A nova nota do projeto Transforma Economia, intitulada “Conflito distributivo e o terceiro governo Lula: condicionantes para retomada do crescimento do salário real no Brasil”, assinada por Lilian Nogueira Rolim, professora do Instituto de Economia da Unicamp, examina os desafios e condicionantes para recuperar o poder de compra dos trabalhadores no Brasil. Após um período de crescimento contínuo do salário real entre 2005 e 2013, o país enfrentou uma retração nos salários entre 2014 e 2021, fruto de mudanças macroeconômicas e políticas que reduziram a capacidade de barganha dos trabalhadores e ampliaram as pressões inflacionárias.

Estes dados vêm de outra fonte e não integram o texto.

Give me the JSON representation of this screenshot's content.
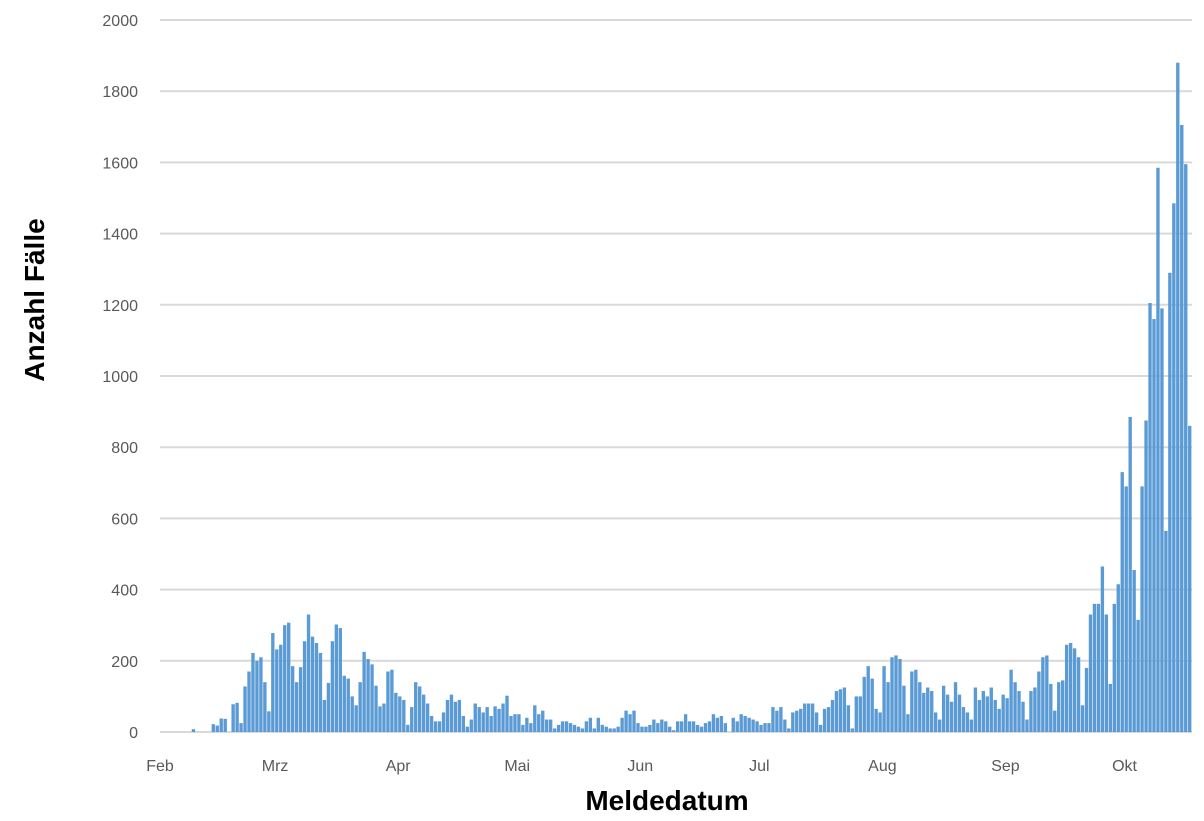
{
  "chart_data": {
    "type": "bar",
    "title": "",
    "xlabel": "Meldedatum",
    "ylabel": "Anzahl Fälle",
    "ylim": [
      0,
      2000
    ],
    "yticks": [
      0,
      200,
      400,
      600,
      800,
      1000,
      1200,
      1400,
      1600,
      1800,
      2000
    ],
    "xticks": [
      {
        "label": "Feb",
        "day": 0
      },
      {
        "label": "Mrz",
        "day": 29
      },
      {
        "label": "Apr",
        "day": 60
      },
      {
        "label": "Mai",
        "day": 90
      },
      {
        "label": "Jun",
        "day": 121
      },
      {
        "label": "Jul",
        "day": 151
      },
      {
        "label": "Aug",
        "day": 182
      },
      {
        "label": "Sep",
        "day": 213
      },
      {
        "label": "Okt",
        "day": 243
      }
    ],
    "grid": true,
    "legend": "none",
    "colors": {
      "bar": "#5b9bd5",
      "grid": "#d9d9d9"
    },
    "values": [
      0,
      0,
      0,
      0,
      0,
      0,
      0,
      0,
      8,
      0,
      0,
      0,
      0,
      22,
      18,
      38,
      37,
      0,
      78,
      82,
      25,
      128,
      170,
      222,
      200,
      210,
      140,
      58,
      278,
      232,
      245,
      300,
      307,
      185,
      140,
      182,
      255,
      330,
      268,
      250,
      222,
      90,
      138,
      255,
      302,
      292,
      158,
      150,
      100,
      75,
      140,
      225,
      205,
      190,
      130,
      72,
      80,
      170,
      175,
      110,
      100,
      90,
      20,
      70,
      140,
      128,
      105,
      80,
      45,
      30,
      30,
      55,
      90,
      105,
      85,
      90,
      45,
      15,
      35,
      80,
      70,
      55,
      70,
      45,
      72,
      65,
      80,
      102,
      45,
      50,
      50,
      20,
      40,
      25,
      75,
      50,
      60,
      35,
      35,
      10,
      20,
      30,
      30,
      25,
      20,
      15,
      10,
      30,
      40,
      10,
      40,
      20,
      15,
      10,
      10,
      15,
      40,
      60,
      50,
      60,
      25,
      15,
      15,
      20,
      35,
      25,
      35,
      30,
      15,
      5,
      30,
      30,
      50,
      30,
      30,
      20,
      15,
      25,
      30,
      50,
      40,
      45,
      25,
      0,
      40,
      30,
      50,
      45,
      40,
      35,
      30,
      20,
      25,
      25,
      70,
      60,
      70,
      35,
      10,
      55,
      60,
      65,
      80,
      80,
      80,
      55,
      20,
      65,
      70,
      90,
      115,
      120,
      125,
      75,
      10,
      100,
      100,
      155,
      185,
      150,
      65,
      55,
      185,
      140,
      210,
      215,
      205,
      130,
      50,
      170,
      175,
      140,
      110,
      125,
      115,
      55,
      35,
      130,
      105,
      85,
      140,
      105,
      70,
      55,
      35,
      125,
      90,
      115,
      100,
      125,
      90,
      65,
      105,
      95,
      175,
      140,
      115,
      85,
      35,
      115,
      125,
      170,
      210,
      215,
      135,
      60,
      140,
      145,
      245,
      250,
      235,
      210,
      75,
      180,
      330,
      360,
      360,
      465,
      330,
      135,
      360,
      415,
      730,
      690,
      885,
      455,
      315,
      690,
      875,
      1205,
      1160,
      1585,
      1190,
      565,
      1290,
      1485,
      1880,
      1705,
      1595,
      860
    ]
  }
}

Entre 2005 e 2013, o Brasil experimentou uma combinação de fatores favoráveis que resultaram no aumento do salário real. O crescimento da parcela salarial, a elevação da produtividade do trabalho e uma dinâmica favorável dos preços relativos contribuíram para melhorar as condições de vida dos trabalhadores. No entanto, a partir de 2014, uma série de mudanças, como o aumento da inflação, a queda na produtividade e a adoção de políticas de austeridade, reverteram esses ganhos. O aumento da inflação e a diminuição da margem de lucro das empresas acirraram o conflito distributivo, minando o espaço para políticas redistributivas e comprometendo a capacidade de o governo garantir uma distribuição mais equitativa dos ganhos econômicos.

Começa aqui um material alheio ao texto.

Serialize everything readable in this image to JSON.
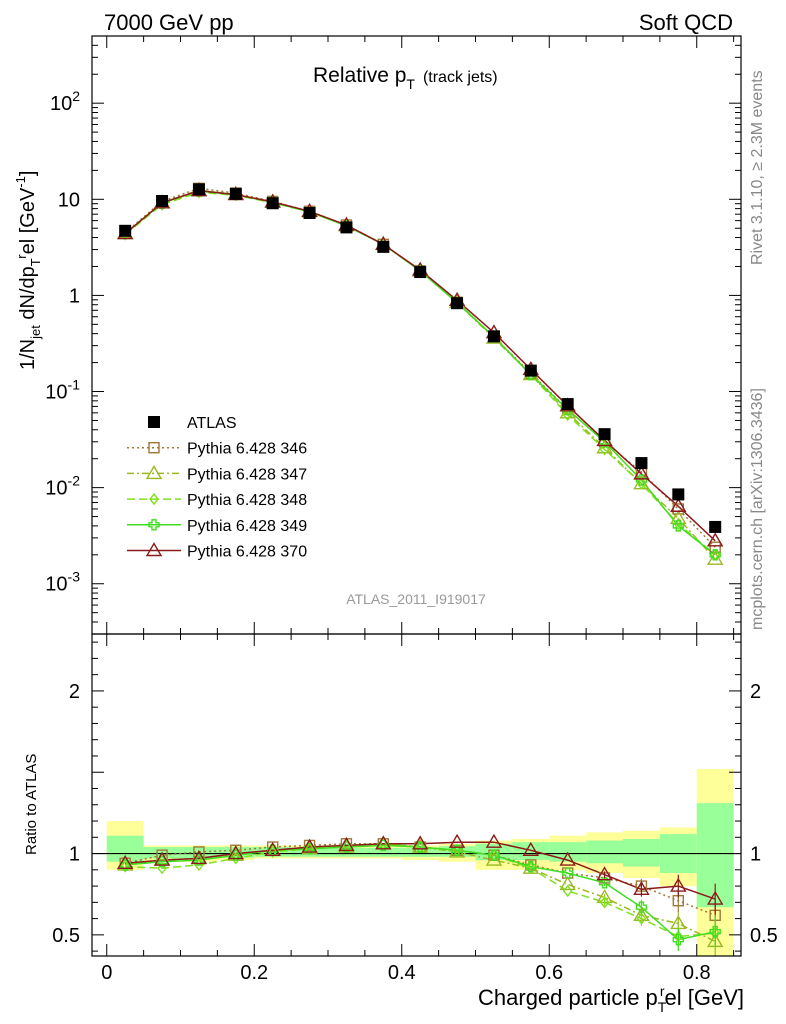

A nota destaca que a retomada do crescimento do salário real no Brasil depende de uma combinação de políticas redistributivas e de estímulo à economia. Um dos principais desafios para o governo é recriar as condições que permitiram o aumento da parcela salarial nos anos anteriores. Entre 2004 e 2013, políticas de valorização do salário mínimo, o aumento da formalização dos trabalhadores e o fortalecimento de sindicatos ampliaram o poder de barganha da classe trabalhadora. No entanto, após 2015, a desaceleração econômica e as políticas de austeridade enfraqueceram essa dinâmica. A redução da parcela salarial no setor industrial, por exemplo, foi um dos principais fatores responsáveis pela queda do salário real no período recente.
Outro fator discutido na nota é a influência dos preços relativos, que refletem a relação entre os preços de produção e os preços ao consumidor. Durante o período de crescimento, a dinâmica dos preços externos, favorecida pela apreciação da moeda e pelo boom das commodities, ajudou a mitigar o impacto inflacionário, permitindo que os salários reais aumentassem sem pressão significativa sobre os lucros das empresas. No entanto, a partir de 2014, com a desvalorização da moeda e o aumento da inflação, esse mecanismo perdeu força, e o setor externo deixou de ser um amortecedor do conflito distributivo.
A nota também aborda a importância do aumento da produtividade para a retomada do crescimento salarial. O aumento da produtividade permite que os salários nominais cresçam sem gerar pressões inflacionárias, pois o crescimento da produção compensa os aumentos salariais. Entre 2006 e 2013, a produtividade do trabalho no Brasil cresceu, especialmente no setor agrícola, o que contribuiu para o aumento do salário real. No entanto, desde 2014, a produtividade tem se mantido estagnada, acirrando o conflito distributivo e dificultando o crescimento dos salários sem impactar a lucratividade das empresas.
No setor de serviços, por exemplo, o aumento dos salários nominais foi repassado diretamente aos preços, o que contribuiu para a alta inflacionária no período recente. Já na indústria, a queda na produtividade e o aumento dos custos com insumos importados comprometeram a capacidade de o setor absorver os aumentos salariais sem impacto sobre os lucros. Portanto, a recuperação da produtividade, especialmente na indústria, é essencial para que o governo possa promover políticas de valorização do salário real sem comprometer o controle da inflação.
A retomada do crescimento do salário real no terceiro governo Lula, segundo a análise de Lilian Nogueira Rolim, dependerá da capacidade do governo de conciliar uma agenda redistributiva com políticas que promovam o aumento da produtividade. Para isso, será necessário combinar políticas redistributivas, como a valorização do salário mínimo, com estímulos à inovação e à industrialização, criando condições para que o crescimento econômico seja acompanhado por aumentos salariais sustentáveis.
A nota conclui que o sucesso dessa agenda exige a manutenção de elevados níveis de atividade econômica, o controle da inflação e o fortalecimento das políticas redistributivas, criando um ambiente favorável para a retomada do poder de compra dos trabalhadores e para a redução das desigualdades no Brasil.